FYI we are already utilizing the SQL Builk Insert/Copy that is mentioned in this previous post
Sql server 2008 - performance tuning features for insert large amount of data
However I am looking for a more capable solution (which I think there should be one) that will address this situation.
Note: I am not looking for any code snippets or code examples. I am just looking for a big picture of a concept that I could possibly use and I am sure that I can take that further to an elegant solution :)
Also the solution should have a better utilization of the threads and processes. And I do not want my threads/processes to even wait to execute something because of some other resource.
Any suggestions will be deeply appreciated.
Update: Not every request will lead to an insert...however most of them will lead to some sql operation. The appliciation performs different types of transactions and these will lead to a lot of bulk sql operations. I am more concerned towards inserts and updates.
and these operations need not be real time there can be a bit lag...however processing them real time will be much helpful.
I think your problem looks more towards getting a better CPU throughput which will lead to a better performance.
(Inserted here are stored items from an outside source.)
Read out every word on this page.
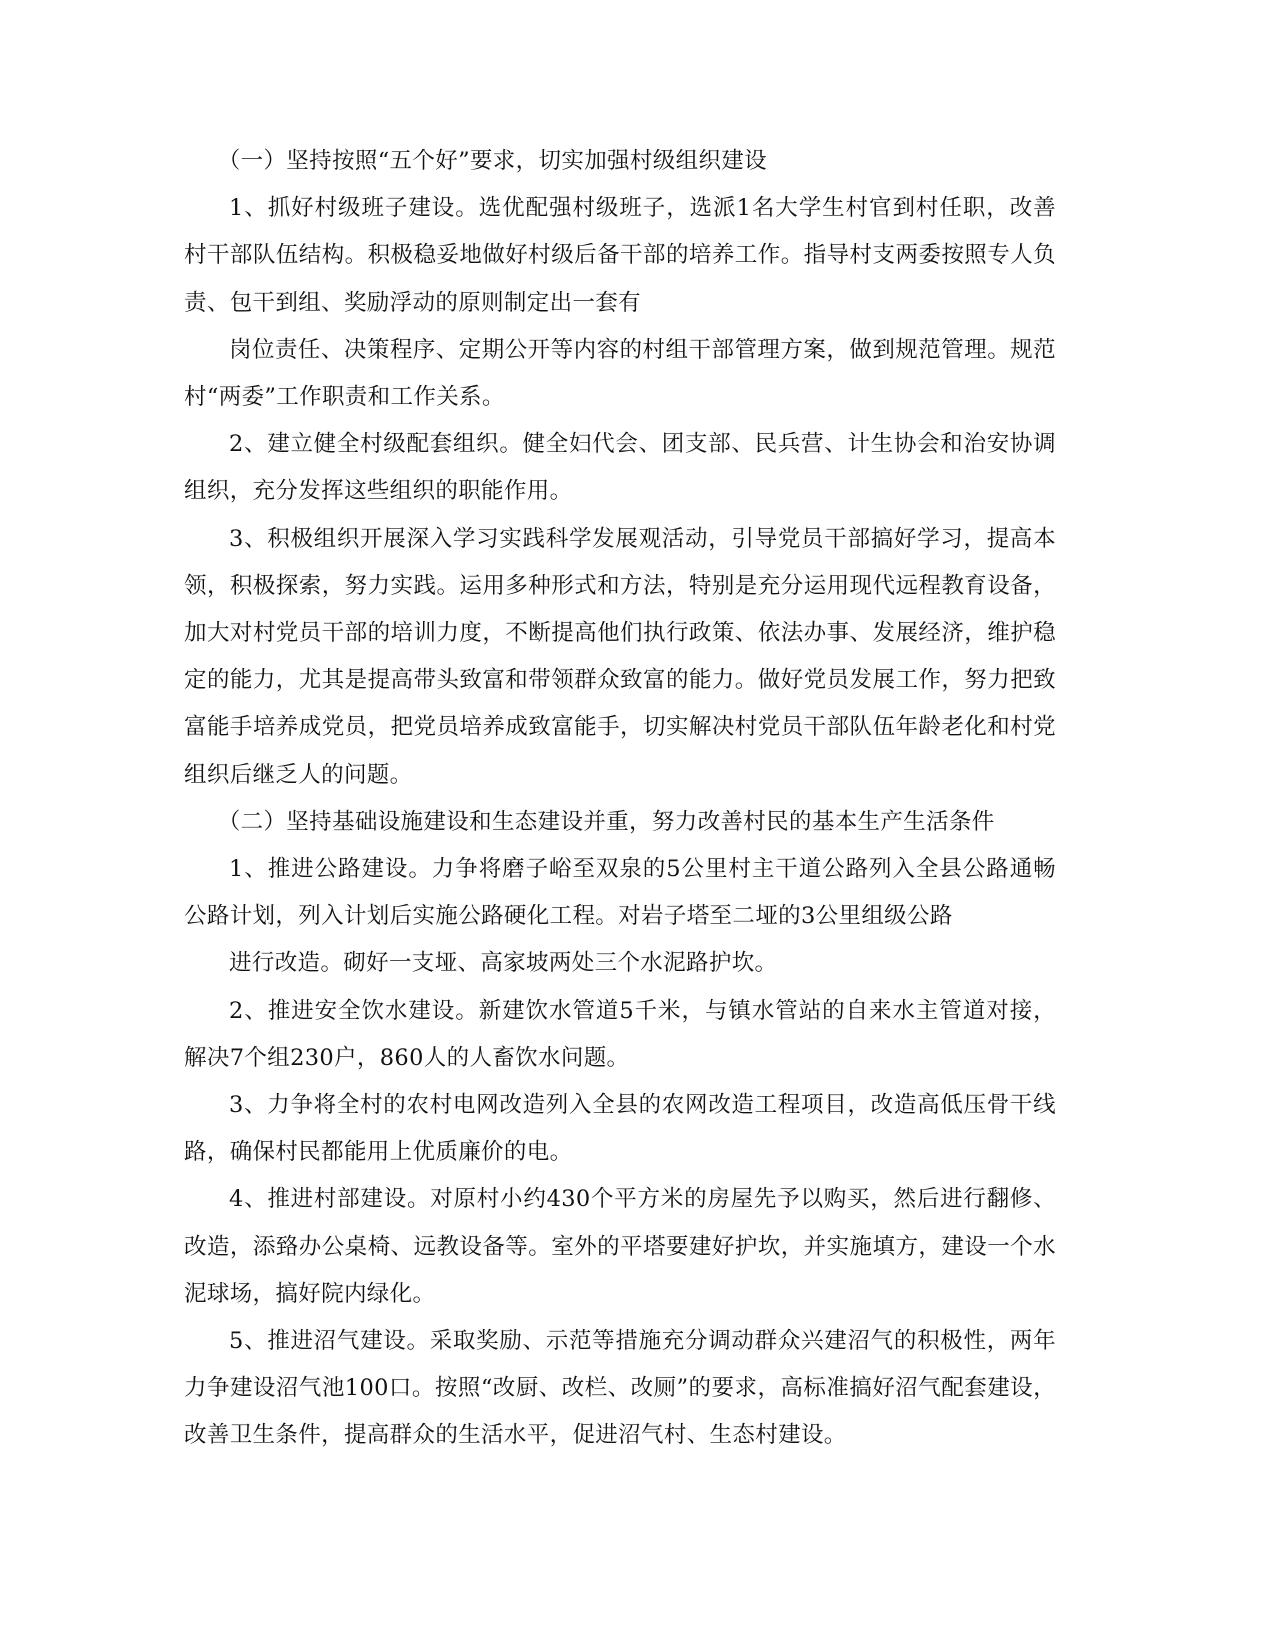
（一）坚持按照“五个好”要求，切实加强村级组织建设

1、抓好村级班子建设。选优配强村级班子，选派1名大学生村官到村任职，改善村干部队伍结构。积极稳妥地做好村级后备干部的培养工作。指导村支两委按照专人负责、包干到组、奖励浮动的原则制定出一套有

岗位责任、决策程序、定期公开等内容的村组干部管理方案，做到规范管理。规范村“两委”工作职责和工作关系。

2、建立健全村级配套组织。健全妇代会、团支部、民兵营、计生协会和治安协调组织，充分发挥这些组织的职能作用。

3、积极组织开展深入学习实践科学发展观活动，引导党员干部搞好学习，提高本领，积极探索，努力实践。运用多种形式和方法，特别是充分运用现代远程教育设备，加大对村党员干部的培训力度，不断提高他们执行政策、依法办事、发展经济，维护稳定的能力，尤其是提高带头致富和带领群众致富的能力。做好党员发展工作，努力把致富能手培养成党员，把党员培养成致富能手，切实解决村党员干部队伍年龄老化和村党组织后继乏人的问题。

（二）坚持基础设施建设和生态建设并重，努力改善村民的基本生产生活条件

1、推进公路建设。力争将磨子峪至双泉的5公里村主干道公路列入全县公路通畅公路计划，列入计划后实施公路硬化工程。对岩子塔至二垭的3公里组级公路

进行改造。砌好一支垭、高家坡两处三个水泥路护坎。

2、推进安全饮水建设。新建饮水管道5千米，与镇水管站的自来水主管道对接，解决7个组230户，860人的人畜饮水问题。

3、力争将全村的农村电网改造列入全县的农网改造工程项目，改造高低压骨干线路，确保村民都能用上优质廉价的电。

4、推进村部建设。对原村小约430个平方米的房屋先予以购买，然后进行翻修、改造，添臵办公桌椅、远教设备等。室外的平塔要建好护坎，并实施填方，建设一个水泥球场，搞好院内绿化。

5、推进沼气建设。采取奖励、示范等措施充分调动群众兴建沼气的积极性，两年力争建设沼气池100口。按照“改厨、改栏、改厕”的要求，高标准搞好沼气配套建设，改善卫生条件，提高群众的生活水平，促进沼气村、生态村建设。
So I would probably look at something like an Asynchronous Processing where in a thread will never sit idle and you will probably have to maintain a queue in the form of a linked list or any other data structure that will suit your programming model.
The way this would work is your threads will try to perform a given job immediately and if there is anything that would stop them from doing it then they will push that job into the queue and these pushed items will be processed based on how it stores the items in the container/queue.
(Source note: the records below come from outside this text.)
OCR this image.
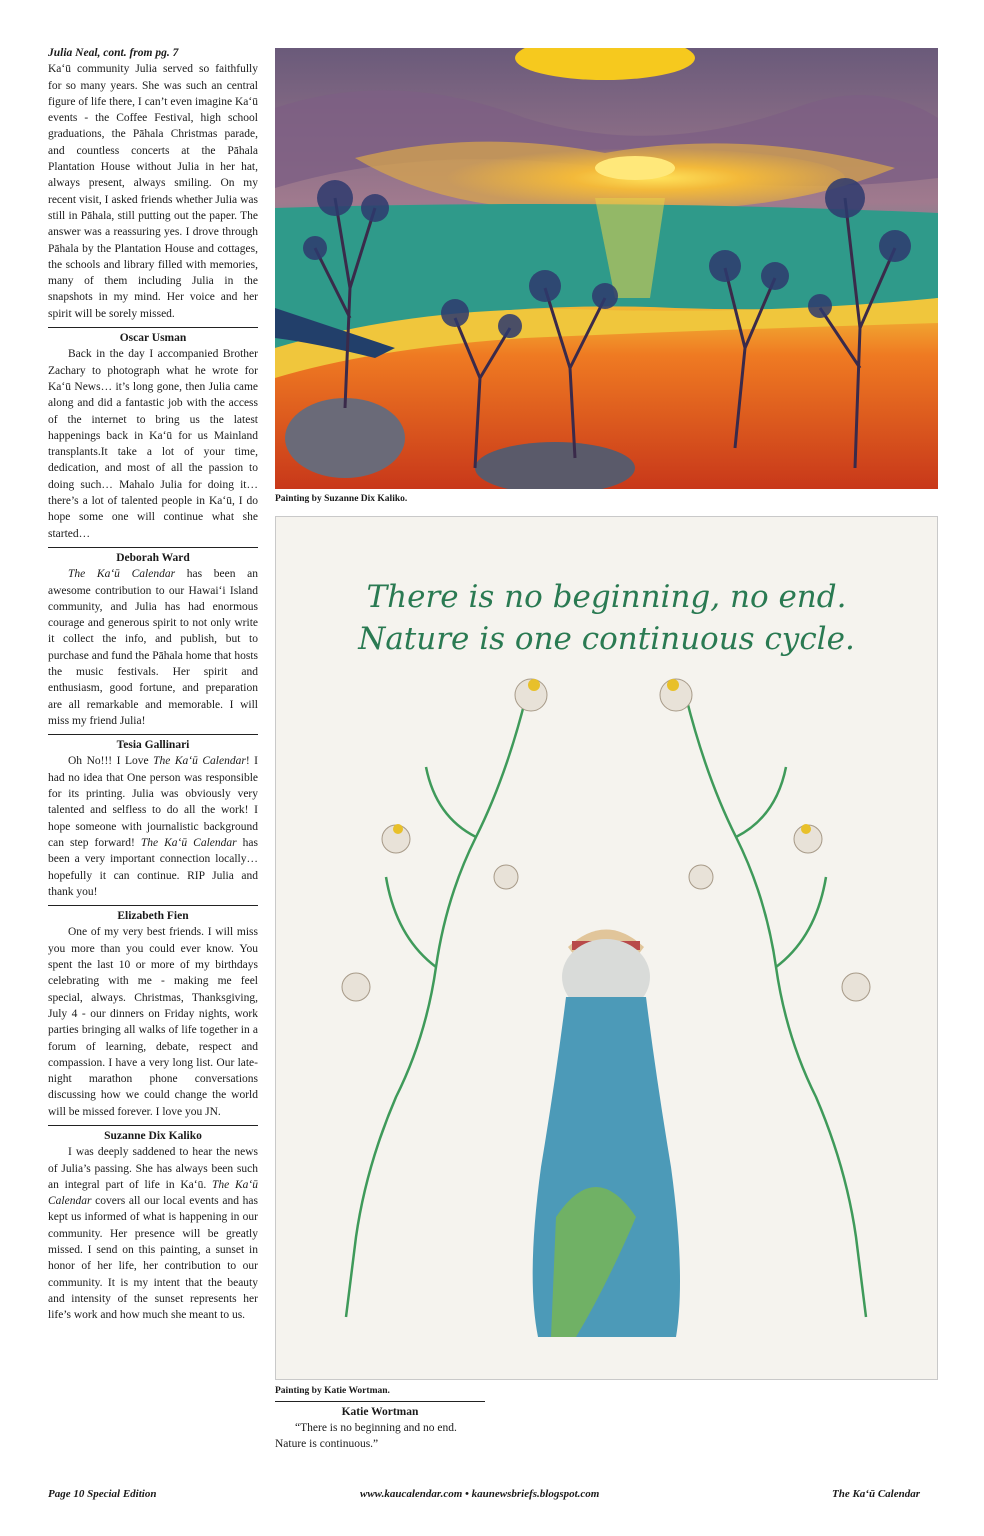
Julia Neal, cont. from pg. 7

Ka‘ū community Julia served so faithfully for so many years. She was such an central figure of life there, I can’t even imagine Ka‘ū events - the Coffee Festival, high school graduations, the Pāhala Christmas parade, and countless concerts at the Pāhala Plantation House without Julia in her hat, always present, always smiling. On my recent visit, I asked friends whether Julia was still in Pāhala, still putting out the paper. The answer was a reassuring yes. I drove through Pāhala by the Plantation House and cottages, the schools and library filled with memories, many of them including Julia in the snapshots in my mind. Her voice and her spirit will be sorely missed.

Oscar Usman

Back in the day I accompanied Brother Zachary to photograph what he wrote for Ka‘ū News… it’s long gone, then Julia came along and did a fantastic job with the access of the internet to bring us the latest happenings back in Ka‘ū for us Mainland transplants.It take a lot of your time, dedication, and most of all the passion to doing such… Mahalo Julia for doing it… there’s a lot of talented people in Ka‘ū, I do hope some one will continue what she started…

Deborah Ward

The Ka‘ū Calendar has been an awesome contribution to our Hawai‘i Island community, and Julia has had enormous courage and generous spirit to not only write it collect the info, and publish, but to purchase and fund the Pāhala home that hosts the music festivals. Her spirit and enthusiasm, good fortune, and preparation are all remarkable and memorable. I will miss my friend Julia!

Tesia Gallinari

Oh No!!! I Love The Ka‘ū Calendar! I had no idea that One person was responsible for its printing. Julia was obviously very talented and selfless to do all the work! I hope someone with journalistic background can step forward! The Ka‘ū Calendar has been a very important connection locally… hopefully it can continue. RIP Julia and thank you!

Elizabeth Fien

One of my very best friends. I will miss you more than you could ever know. You spent the last 10 or more of my birthdays celebrating with me - making me feel special, always. Christmas, Thanksgiving, July 4 - our dinners on Friday nights, work parties bringing all walks of life together in a forum of learning, debate, respect and compassion. I have a very long list. Our late-night marathon phone conversations discussing how we could change the world will be missed forever. I love you JN.

Suzanne Dix Kaliko

I was deeply saddened to hear the news of Julia’s passing. She has always been such an integral part of life in Ka‘ū. The Ka‘ū Calendar covers all our local events and has kept us informed of what is happening in our community. Her presence will be greatly missed. I send on this painting, a sunset in honor of her life, her contribution to our community. It is my intent that the beauty and intensity of the sunset represents her life’s work and how much she meant to us.

Painting by Suzanne Dix Kaliko.
There is no beginning, no end.
Nature is one continuous cycle.
Painting by Katie Wortman.

Katie Wortman

“There is no beginning and no end. Nature is continuous.”

Page 10 Special Edition	www.kaucalendar.com • kaunewsbriefs.blogspot.com	The Ka‘ū Calendar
In your case since you are already using bulk sql operations you should be good to go with this strategy.
lemme know if this helps you.
Can you partition the database so that the inserts are spread around? How is this data used after insert? Is there a natural partion to the data by client or geography or some other factor?
Since you are using SQL server, I would suggest you get several of the books on high availability and high performance for SQL Server. The internals book muight help as well. Amazon has a bunch of these. This is a complex subject and requires too much depth for a simple answer on a bulletin board. But basically there are several keys to high performance design including hardware choices, partitioning, correct indexing, correct queries, etc. To do this effectively, you have to understand in depth what SQL Server does under the hood and how changes can make a big difference in performance.
Since you do not need to have your inserts/updates real time you might consider having two databases; one for reads and one for writes. Similar to having a OLTP db and an OLAP db:
Read Database:
Indexed as much as needed to maximize read performance.
Possibly denormalized if performance requires it.
Not always up to date.
Insert/Update database:
No indexes at all. This will help maximize insert/update performance
Try to normalize as much as possible.
Always up to date.
You would basically direct all insert/update actions to the Insert/Update db. You would then create a publication process that would move data over to the read database at certain time intervals. When I have seen this in the past the data is usually moved over on a nightly bases when few people will be using the site. There are a number of options for moving the data over, but I would start by looking at SSIS.
This will depend on your ability to do a few things:
have read data be up to one day out of date
complete your nightly Read db update process in a reasonable amount of time.